Berechnung der korrekten Pressbremse-Tonnage (Biegekraft) ist eine der schnellsten Möglichkeiten, Ihre Maschine zu schützen, Verbesserung der Biegungskonsistenz, und den Schrott reduzieren. Zu wenig Tonnage führt zu Unterbiegung, Winkelvariation, und instabile Ergebnisse. Zu viel Tonnage kann Werkzeuge überlasten, Beschädigung der Pressbremse, und die Lebensdauer der Bauteile verkürzen. Pressbremsen-Tonnagerechner verwenden typischerweise Kerneingaben wie Materialtyp, Dicke, Biegelänge, und V-Darm-Öffnung um die erforderliche Kraft abzuschätzen.

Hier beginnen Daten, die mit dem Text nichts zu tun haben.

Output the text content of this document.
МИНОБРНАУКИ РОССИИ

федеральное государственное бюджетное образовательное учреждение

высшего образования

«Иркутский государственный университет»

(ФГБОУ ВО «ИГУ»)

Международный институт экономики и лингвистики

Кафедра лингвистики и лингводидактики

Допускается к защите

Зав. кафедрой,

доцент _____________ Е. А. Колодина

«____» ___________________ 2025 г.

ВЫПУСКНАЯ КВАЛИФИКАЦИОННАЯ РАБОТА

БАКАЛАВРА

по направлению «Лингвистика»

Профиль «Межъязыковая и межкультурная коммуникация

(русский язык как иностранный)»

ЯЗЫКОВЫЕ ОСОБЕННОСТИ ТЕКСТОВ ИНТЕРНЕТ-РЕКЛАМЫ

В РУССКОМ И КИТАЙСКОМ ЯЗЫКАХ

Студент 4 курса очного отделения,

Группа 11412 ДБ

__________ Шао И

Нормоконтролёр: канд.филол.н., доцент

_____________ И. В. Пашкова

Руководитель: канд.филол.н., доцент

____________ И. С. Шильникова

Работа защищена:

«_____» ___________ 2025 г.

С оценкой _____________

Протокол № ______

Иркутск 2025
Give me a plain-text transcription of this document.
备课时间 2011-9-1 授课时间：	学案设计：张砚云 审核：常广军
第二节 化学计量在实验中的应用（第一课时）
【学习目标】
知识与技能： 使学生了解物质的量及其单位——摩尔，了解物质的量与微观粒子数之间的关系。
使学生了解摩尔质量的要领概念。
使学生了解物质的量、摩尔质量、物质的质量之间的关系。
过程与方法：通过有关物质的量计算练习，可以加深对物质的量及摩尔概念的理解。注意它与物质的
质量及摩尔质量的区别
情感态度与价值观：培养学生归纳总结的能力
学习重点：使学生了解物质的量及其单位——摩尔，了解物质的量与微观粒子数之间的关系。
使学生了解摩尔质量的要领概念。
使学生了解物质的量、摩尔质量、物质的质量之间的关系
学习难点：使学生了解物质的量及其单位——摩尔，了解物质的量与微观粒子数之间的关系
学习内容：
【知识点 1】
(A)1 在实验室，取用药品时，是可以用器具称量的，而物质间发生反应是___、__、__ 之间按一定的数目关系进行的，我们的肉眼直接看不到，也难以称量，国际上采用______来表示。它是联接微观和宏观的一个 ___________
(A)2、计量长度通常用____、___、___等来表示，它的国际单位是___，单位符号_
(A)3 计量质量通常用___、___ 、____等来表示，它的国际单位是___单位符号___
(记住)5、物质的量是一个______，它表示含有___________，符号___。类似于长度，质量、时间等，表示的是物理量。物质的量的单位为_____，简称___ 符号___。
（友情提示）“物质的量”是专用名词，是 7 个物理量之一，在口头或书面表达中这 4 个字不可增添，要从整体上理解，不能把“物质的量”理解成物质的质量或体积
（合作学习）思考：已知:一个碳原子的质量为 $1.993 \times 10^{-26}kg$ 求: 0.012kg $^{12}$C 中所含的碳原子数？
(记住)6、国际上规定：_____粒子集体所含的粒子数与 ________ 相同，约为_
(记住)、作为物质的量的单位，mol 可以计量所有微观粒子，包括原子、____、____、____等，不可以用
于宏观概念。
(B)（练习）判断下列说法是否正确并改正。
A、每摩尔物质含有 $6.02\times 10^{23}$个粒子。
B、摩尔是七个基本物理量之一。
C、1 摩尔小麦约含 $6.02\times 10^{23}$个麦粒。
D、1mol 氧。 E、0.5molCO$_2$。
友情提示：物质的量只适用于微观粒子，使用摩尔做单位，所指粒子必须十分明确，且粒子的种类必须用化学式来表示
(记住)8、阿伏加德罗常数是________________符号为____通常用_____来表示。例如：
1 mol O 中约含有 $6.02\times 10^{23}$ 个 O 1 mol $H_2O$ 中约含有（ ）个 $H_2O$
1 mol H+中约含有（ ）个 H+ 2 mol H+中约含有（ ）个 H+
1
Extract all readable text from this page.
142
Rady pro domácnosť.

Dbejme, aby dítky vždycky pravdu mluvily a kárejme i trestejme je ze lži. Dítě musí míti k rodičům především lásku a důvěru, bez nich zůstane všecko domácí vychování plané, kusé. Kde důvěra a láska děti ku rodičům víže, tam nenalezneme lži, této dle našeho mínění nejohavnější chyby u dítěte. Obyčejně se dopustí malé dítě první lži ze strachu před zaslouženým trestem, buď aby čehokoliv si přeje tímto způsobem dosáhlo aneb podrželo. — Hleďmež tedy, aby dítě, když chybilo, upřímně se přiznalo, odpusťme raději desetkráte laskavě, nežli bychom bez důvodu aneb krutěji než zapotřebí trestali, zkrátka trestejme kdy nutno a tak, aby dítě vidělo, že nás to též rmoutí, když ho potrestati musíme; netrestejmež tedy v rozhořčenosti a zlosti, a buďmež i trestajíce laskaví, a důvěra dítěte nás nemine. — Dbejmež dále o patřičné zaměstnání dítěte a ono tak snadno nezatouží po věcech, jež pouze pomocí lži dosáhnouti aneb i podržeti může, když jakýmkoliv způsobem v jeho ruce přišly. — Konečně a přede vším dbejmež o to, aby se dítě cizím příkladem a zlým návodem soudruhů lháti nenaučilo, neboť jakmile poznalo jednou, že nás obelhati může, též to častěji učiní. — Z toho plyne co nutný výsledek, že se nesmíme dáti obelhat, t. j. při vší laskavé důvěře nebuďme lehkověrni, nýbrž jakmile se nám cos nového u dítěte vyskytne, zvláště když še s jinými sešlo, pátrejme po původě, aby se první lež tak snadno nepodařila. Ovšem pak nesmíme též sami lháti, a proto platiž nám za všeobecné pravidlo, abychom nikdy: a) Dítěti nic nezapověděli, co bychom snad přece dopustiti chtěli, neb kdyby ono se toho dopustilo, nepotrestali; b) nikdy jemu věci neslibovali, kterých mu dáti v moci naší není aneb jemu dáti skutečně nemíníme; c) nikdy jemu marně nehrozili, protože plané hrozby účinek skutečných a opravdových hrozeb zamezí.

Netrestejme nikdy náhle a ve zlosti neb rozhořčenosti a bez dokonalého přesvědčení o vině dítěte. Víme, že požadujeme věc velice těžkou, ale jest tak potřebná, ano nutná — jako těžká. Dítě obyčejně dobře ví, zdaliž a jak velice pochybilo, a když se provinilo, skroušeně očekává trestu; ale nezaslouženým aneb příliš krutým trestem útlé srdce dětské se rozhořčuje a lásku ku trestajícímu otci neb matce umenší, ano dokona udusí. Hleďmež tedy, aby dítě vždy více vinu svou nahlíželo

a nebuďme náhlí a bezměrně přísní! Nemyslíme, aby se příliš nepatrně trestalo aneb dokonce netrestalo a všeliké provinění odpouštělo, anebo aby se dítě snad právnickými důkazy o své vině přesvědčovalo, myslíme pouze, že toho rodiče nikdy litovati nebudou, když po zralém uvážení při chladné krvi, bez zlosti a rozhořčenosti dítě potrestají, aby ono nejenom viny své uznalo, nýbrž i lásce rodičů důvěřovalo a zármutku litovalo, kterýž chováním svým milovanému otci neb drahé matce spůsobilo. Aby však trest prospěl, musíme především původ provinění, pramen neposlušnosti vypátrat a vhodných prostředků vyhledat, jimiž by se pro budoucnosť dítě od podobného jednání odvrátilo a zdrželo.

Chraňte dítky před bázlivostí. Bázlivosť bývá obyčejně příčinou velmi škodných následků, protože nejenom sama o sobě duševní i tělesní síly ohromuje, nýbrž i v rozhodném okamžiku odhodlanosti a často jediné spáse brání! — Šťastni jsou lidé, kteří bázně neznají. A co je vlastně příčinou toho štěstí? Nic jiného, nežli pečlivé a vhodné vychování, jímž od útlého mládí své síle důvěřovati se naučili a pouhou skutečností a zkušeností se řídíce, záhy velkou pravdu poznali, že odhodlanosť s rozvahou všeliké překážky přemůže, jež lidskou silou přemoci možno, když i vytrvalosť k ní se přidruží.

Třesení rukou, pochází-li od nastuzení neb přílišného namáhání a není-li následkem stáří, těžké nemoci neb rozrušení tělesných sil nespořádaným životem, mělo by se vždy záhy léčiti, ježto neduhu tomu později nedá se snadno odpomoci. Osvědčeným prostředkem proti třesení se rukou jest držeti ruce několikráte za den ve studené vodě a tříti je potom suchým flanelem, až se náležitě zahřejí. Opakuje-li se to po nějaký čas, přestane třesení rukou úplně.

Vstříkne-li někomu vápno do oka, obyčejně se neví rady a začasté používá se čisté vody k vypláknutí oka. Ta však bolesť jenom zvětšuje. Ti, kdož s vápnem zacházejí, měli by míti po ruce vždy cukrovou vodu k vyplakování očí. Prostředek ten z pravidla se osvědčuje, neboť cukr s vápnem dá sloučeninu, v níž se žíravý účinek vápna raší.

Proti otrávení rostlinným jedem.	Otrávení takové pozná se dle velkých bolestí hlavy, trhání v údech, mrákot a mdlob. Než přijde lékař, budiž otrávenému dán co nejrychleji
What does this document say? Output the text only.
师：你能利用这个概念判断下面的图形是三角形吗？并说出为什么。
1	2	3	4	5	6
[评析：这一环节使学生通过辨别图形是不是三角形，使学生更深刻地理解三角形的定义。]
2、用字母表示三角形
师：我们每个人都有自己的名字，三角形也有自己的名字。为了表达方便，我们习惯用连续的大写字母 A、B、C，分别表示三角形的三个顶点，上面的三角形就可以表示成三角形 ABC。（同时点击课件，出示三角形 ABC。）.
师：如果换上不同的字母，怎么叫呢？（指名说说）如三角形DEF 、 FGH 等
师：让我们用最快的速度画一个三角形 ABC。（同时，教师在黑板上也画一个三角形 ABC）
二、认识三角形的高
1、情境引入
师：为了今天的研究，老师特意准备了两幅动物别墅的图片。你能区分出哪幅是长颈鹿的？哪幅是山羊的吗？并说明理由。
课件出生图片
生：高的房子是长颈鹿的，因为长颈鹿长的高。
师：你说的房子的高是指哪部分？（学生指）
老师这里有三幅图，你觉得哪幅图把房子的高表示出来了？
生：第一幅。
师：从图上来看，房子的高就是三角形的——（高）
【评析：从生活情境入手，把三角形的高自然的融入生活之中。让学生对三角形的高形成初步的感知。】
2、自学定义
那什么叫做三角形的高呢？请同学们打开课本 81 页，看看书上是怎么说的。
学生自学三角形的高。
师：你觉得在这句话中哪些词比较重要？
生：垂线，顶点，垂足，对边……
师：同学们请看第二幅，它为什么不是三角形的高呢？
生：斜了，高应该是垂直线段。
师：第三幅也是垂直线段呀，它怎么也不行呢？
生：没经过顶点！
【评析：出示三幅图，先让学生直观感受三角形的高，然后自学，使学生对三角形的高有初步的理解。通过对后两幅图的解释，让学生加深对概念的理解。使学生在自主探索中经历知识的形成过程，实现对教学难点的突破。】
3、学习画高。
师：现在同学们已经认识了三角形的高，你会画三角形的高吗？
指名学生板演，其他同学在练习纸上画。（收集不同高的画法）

Wie man die Pressbremse-Tonnage genau berechnet

Dieser Leitfaden erklärt die am häufigsten in Werkstätten weltweit verwendete Biegekraft-Methode—und wie man es sicher in der realen Produktion anwendet..


Welche "Tonnage"” Mittel an einer Pressepresse

Tonnage ist die Kraftmenge, die die Pressbremse ausübt, um das Blech zwischen Stanz und V-Stempel zu formen. Es wird üblicherweise ausgedrückt als:

  • Gesamttonnen für eine bestimmte Biegelänge, oder

  • Töne zu Metrum / Tonnen pro Fuß als Planungsreferenz

Eine korrekte Tonnageauswahl hilft Ihnen, die richtige Maschine und Werkzeuge auszuwählen, Und es hilft, Überlastung zu vermeiden.


Die Schlüsseleingaben, die die Biegkraft steuern

Die meisten Tonnageformeln (und Online-Rechner) hängt von vier Variablen auf der Werkstattebene ab:

  1. Materialtyp / Kraft
    Weichstahl, Edelstahl, und Aluminium erfordert aufgrund unterschiedlicher Festigkeit unterschiedliche Kraftstufen (oft modelliert anhand von Zugfestigkeitsfaktoren).

  2. Materialdicke (t)
    Die Dicke hat den größten Einfluss. Die Kraft steigt schnell, wenn die Dicke zunimmt.

  3. Biegelänge (L)
    Längere Biegungen erfordern mehr Kraft, weil die Last entlang der Biegelinie verteilt ist.

  4. V-Die-Öffnung (V)
    Eine größere V-Öffnung reduziert die benötigte Tonnage (Mehr Hebelwirkung), Es vergrößert jedoch den Biegeradius innerhalb und kann die Flanschsteuerung beeinflussen.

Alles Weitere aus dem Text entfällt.